Though available resources vary, all tiles have a number of common resource types:
Ports - These provide input from and output to the physical pins attached to the tile. Ports are highly configurable and can automatically shift data in and out as well as generate events on reading certain values. As they have a fixed mapping to physical pins, ports are allocated explicitly (rather than from a pool), and have fixed widths which can be 1, 4, 8, 16 or 32 bits.
Clock Blocks - Configurable clocks for controlling the rate at which a port shifts in/out data. These can divide the reference clock or be driven by a single-bit port.
Timers - Provide a means of measuring time as well as generating events at fixed times in the future - this can be used to implement very precise delays.
Chanends - An endpoint for communicating over the network fabric. A chanend (short for ‘channel end’) can communicate with any other chanend in the network (whether on the same tile, or on a different physical node).

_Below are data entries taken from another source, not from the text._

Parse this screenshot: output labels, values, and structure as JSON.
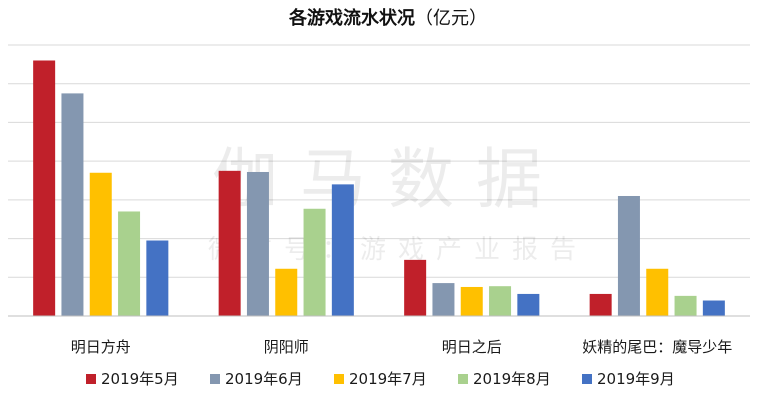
{
  "chart_data": {
    "type": "bar",
    "title": "各游戏流水状况",
    "title_unit": "（亿元）",
    "categories": [
      "明日方舟",
      "阴阳师",
      "明日之后",
      "妖精的尾巴：魔导少年"
    ],
    "series": [
      {
        "name": "2019年5月",
        "color": "#c0202a",
        "values": [
          6.6,
          3.75,
          1.45,
          0.57
        ]
      },
      {
        "name": "2019年6月",
        "color": "#8497b0",
        "values": [
          5.75,
          3.72,
          0.85,
          3.1
        ]
      },
      {
        "name": "2019年7月",
        "color": "#ffc000",
        "values": [
          3.7,
          1.22,
          0.75,
          1.22
        ]
      },
      {
        "name": "2019年8月",
        "color": "#a9d18e",
        "values": [
          2.7,
          2.77,
          0.77,
          0.52
        ]
      },
      {
        "name": "2019年9月",
        "color": "#4472c4",
        "values": [
          1.95,
          3.4,
          0.57,
          0.4
        ]
      }
    ],
    "ylim": [
      0,
      7
    ],
    "grid": true,
    "legend_position": "bottom",
    "watermark": [
      "伽马数据",
      "微信号：游戏产业报告"
    ]
  }
}
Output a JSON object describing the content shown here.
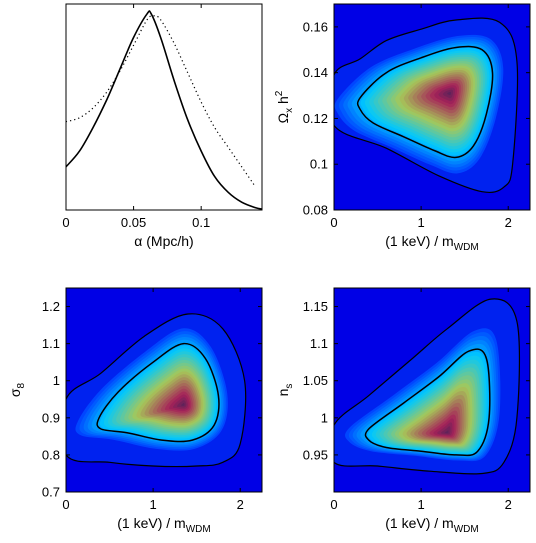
{
  "chart_data": [
    {
      "type": "line",
      "xlabel": "α   (Mpc/h)",
      "ylabel": "",
      "xlim": [
        0,
        0.145
      ],
      "ylim": [
        0,
        1.05
      ],
      "xticks": [
        "0",
        "0.05",
        "0.1"
      ],
      "xtick_values": [
        0,
        0.05,
        0.1
      ],
      "series": [
        {
          "style": "solid",
          "x": [
            0,
            0.01,
            0.02,
            0.03,
            0.04,
            0.05,
            0.06,
            0.063,
            0.07,
            0.08,
            0.09,
            0.1,
            0.11,
            0.12,
            0.13,
            0.14,
            0.145
          ],
          "y": [
            0.22,
            0.3,
            0.42,
            0.56,
            0.72,
            0.88,
            1.0,
            1.0,
            0.88,
            0.66,
            0.46,
            0.3,
            0.17,
            0.09,
            0.04,
            0.012,
            0.005
          ]
        },
        {
          "style": "dotted",
          "x": [
            0,
            0.01,
            0.02,
            0.03,
            0.04,
            0.05,
            0.06,
            0.065,
            0.07,
            0.08,
            0.09,
            0.1,
            0.11,
            0.12,
            0.13,
            0.14
          ],
          "y": [
            0.45,
            0.47,
            0.52,
            0.6,
            0.71,
            0.84,
            0.97,
            0.99,
            0.97,
            0.85,
            0.7,
            0.55,
            0.42,
            0.32,
            0.22,
            0.12
          ]
        }
      ]
    },
    {
      "type": "heatmap",
      "xlabel": "(1 keV) / m",
      "xlabel_sub": "WDM",
      "ylabel": "Ω",
      "ylabel_sub": "x",
      "ylabel_tail": " h",
      "ylabel_sup": "2",
      "xlim": [
        0,
        2.25
      ],
      "ylim": [
        0.08,
        0.17
      ],
      "xticks": [
        "0",
        "1",
        "2"
      ],
      "xtick_values": [
        0,
        1,
        2
      ],
      "yticks": [
        "0.08",
        "0.1",
        "0.12",
        "0.14",
        "0.16"
      ],
      "ytick_values": [
        0.08,
        0.1,
        0.12,
        0.14,
        0.16
      ],
      "peak": [
        1.33,
        0.131
      ],
      "contours": [
        {
          "level": "inner",
          "points": [
            [
              0.3,
              0.129
            ],
            [
              0.6,
              0.14
            ],
            [
              1.0,
              0.1465
            ],
            [
              1.4,
              0.151
            ],
            [
              1.7,
              0.15
            ],
            [
              1.82,
              0.14
            ],
            [
              1.75,
              0.122
            ],
            [
              1.6,
              0.108
            ],
            [
              1.4,
              0.103
            ],
            [
              1.15,
              0.106
            ],
            [
              0.8,
              0.112
            ],
            [
              0.45,
              0.118
            ],
            [
              0.3,
              0.124
            ]
          ]
        },
        {
          "level": "outer",
          "points": [
            [
              0.0,
              0.139
            ],
            [
              0.3,
              0.146
            ],
            [
              0.6,
              0.154
            ],
            [
              1.0,
              0.159
            ],
            [
              1.4,
              0.163
            ],
            [
              1.9,
              0.162
            ],
            [
              2.1,
              0.145
            ],
            [
              2.05,
              0.1
            ],
            [
              1.95,
              0.09
            ],
            [
              1.7,
              0.088
            ],
            [
              1.2,
              0.095
            ],
            [
              0.6,
              0.107
            ],
            [
              0.0,
              0.117
            ]
          ]
        }
      ]
    },
    {
      "type": "heatmap",
      "xlabel": "(1 keV) / m",
      "xlabel_sub": "WDM",
      "ylabel": "σ",
      "ylabel_sub": "8",
      "xlim": [
        0,
        2.25
      ],
      "ylim": [
        0.7,
        1.25
      ],
      "xticks": [
        "0",
        "1",
        "2"
      ],
      "xtick_values": [
        0,
        1,
        2
      ],
      "yticks": [
        "0.7",
        "0.8",
        "0.9",
        "1",
        "1.1",
        "1.2"
      ],
      "ytick_values": [
        0.7,
        0.8,
        0.9,
        1.0,
        1.1,
        1.2
      ],
      "peak": [
        1.35,
        0.935
      ],
      "contours": [
        {
          "level": "inner",
          "points": [
            [
              0.38,
              0.9
            ],
            [
              0.6,
              0.97
            ],
            [
              1.0,
              1.05
            ],
            [
              1.35,
              1.1
            ],
            [
              1.6,
              1.06
            ],
            [
              1.75,
              0.96
            ],
            [
              1.7,
              0.88
            ],
            [
              1.45,
              0.84
            ],
            [
              1.1,
              0.84
            ],
            [
              0.7,
              0.86
            ],
            [
              0.4,
              0.87
            ]
          ]
        },
        {
          "level": "outer",
          "points": [
            [
              0.0,
              0.95
            ],
            [
              0.4,
              1.02
            ],
            [
              0.9,
              1.12
            ],
            [
              1.4,
              1.18
            ],
            [
              1.8,
              1.14
            ],
            [
              2.05,
              1.0
            ],
            [
              2.0,
              0.83
            ],
            [
              1.8,
              0.78
            ],
            [
              1.5,
              0.77
            ],
            [
              1.0,
              0.77
            ],
            [
              0.5,
              0.78
            ],
            [
              0.0,
              0.8
            ]
          ]
        }
      ]
    },
    {
      "type": "heatmap",
      "xlabel": "(1 keV) / m",
      "xlabel_sub": "WDM",
      "ylabel": "n",
      "ylabel_sub": "s",
      "xlim": [
        0,
        2.25
      ],
      "ylim": [
        0.9,
        1.175
      ],
      "xticks": [
        "0",
        "1",
        "2"
      ],
      "xtick_values": [
        0,
        1,
        2
      ],
      "yticks": [
        "0.95",
        "1",
        "1.05",
        "1.1",
        "1.15"
      ],
      "ytick_values": [
        0.95,
        1.0,
        1.05,
        1.1,
        1.15
      ],
      "peak": [
        1.3,
        0.98
      ],
      "contours": [
        {
          "level": "inner",
          "points": [
            [
              0.4,
              0.985
            ],
            [
              0.8,
              1.02
            ],
            [
              1.2,
              1.055
            ],
            [
              1.55,
              1.09
            ],
            [
              1.75,
              1.08
            ],
            [
              1.78,
              1.0
            ],
            [
              1.65,
              0.955
            ],
            [
              1.4,
              0.95
            ],
            [
              1.0,
              0.955
            ],
            [
              0.6,
              0.96
            ],
            [
              0.4,
              0.97
            ]
          ]
        },
        {
          "level": "outer",
          "points": [
            [
              0.0,
              0.99
            ],
            [
              0.4,
              1.03
            ],
            [
              0.9,
              1.08
            ],
            [
              1.3,
              1.12
            ],
            [
              1.8,
              1.16
            ],
            [
              2.1,
              1.13
            ],
            [
              2.1,
              1.0
            ],
            [
              1.95,
              0.94
            ],
            [
              1.7,
              0.925
            ],
            [
              1.1,
              0.928
            ],
            [
              0.5,
              0.935
            ],
            [
              0.0,
              0.94
            ]
          ]
        }
      ]
    }
  ]
}
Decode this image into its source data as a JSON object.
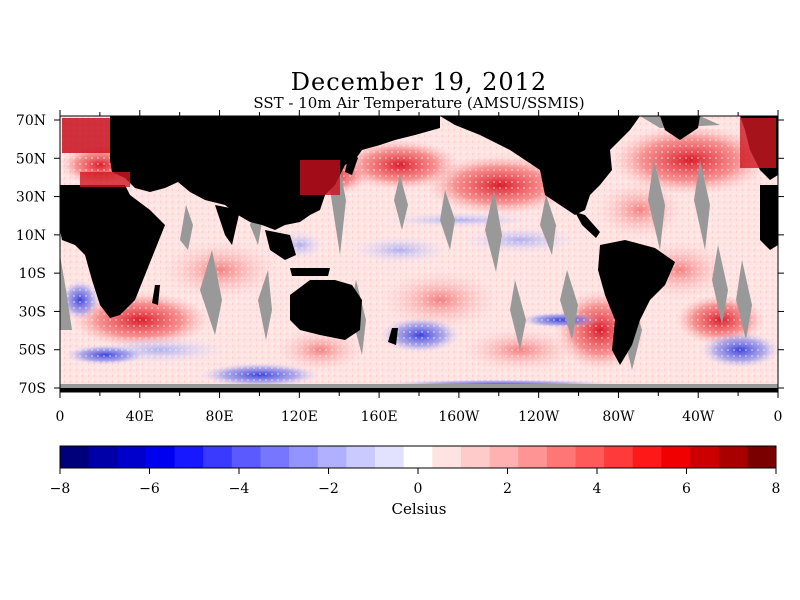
{
  "title": "December 19, 2012",
  "subtitle": "SST - 10m Air Temperature (AMSU/SSMIS)",
  "map": {
    "lat_labels": [
      "70N",
      "50N",
      "30N",
      "10N",
      "10S",
      "30S",
      "50S",
      "70S"
    ],
    "lon_labels": [
      "0",
      "40E",
      "80E",
      "120E",
      "160E",
      "160W",
      "120W",
      "80W",
      "40W",
      "0"
    ],
    "colors": {
      "land": "#000000",
      "no_data": "#999999",
      "warm": "#e0202a",
      "cool": "#1428d8"
    }
  },
  "colorbar": {
    "tick_labels": [
      "−8",
      "−6",
      "−4",
      "−2",
      "0",
      "2",
      "4",
      "6",
      "8"
    ],
    "range": [
      -8,
      8
    ],
    "unit": "Celsius",
    "colors": [
      "#00007a",
      "#0000a8",
      "#0000cc",
      "#0000f0",
      "#1818ff",
      "#3a3aff",
      "#5a5aff",
      "#7676ff",
      "#9494ff",
      "#b0b0ff",
      "#cacaff",
      "#e2e2ff",
      "#ffffff",
      "#ffe2e2",
      "#ffcaca",
      "#ffb0b0",
      "#ff9494",
      "#ff7676",
      "#ff5a5a",
      "#ff3a3a",
      "#ff1818",
      "#f00000",
      "#cc0000",
      "#a80000",
      "#7a0000"
    ]
  }
}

The communication fabric is a physical link between channel ends within a network, which allows any channel end to send data to any other channel end. When one channel end first sends data to another, a path through the network is established. This path persists until closed explicitly (usually as part of a transaction) and handles all traffic from the sender to the receiver during that time. Links are directed; so if channel end A sends data to channel end B, and then (without the link being closed) B sends data back to A, two links will be opened. These two links will not necessarily take the same route through the network. The communication capacity between channel end within a single node is always enough for at least two links to be open. Between nodes, the capacity depends on the number of physical links which are connected.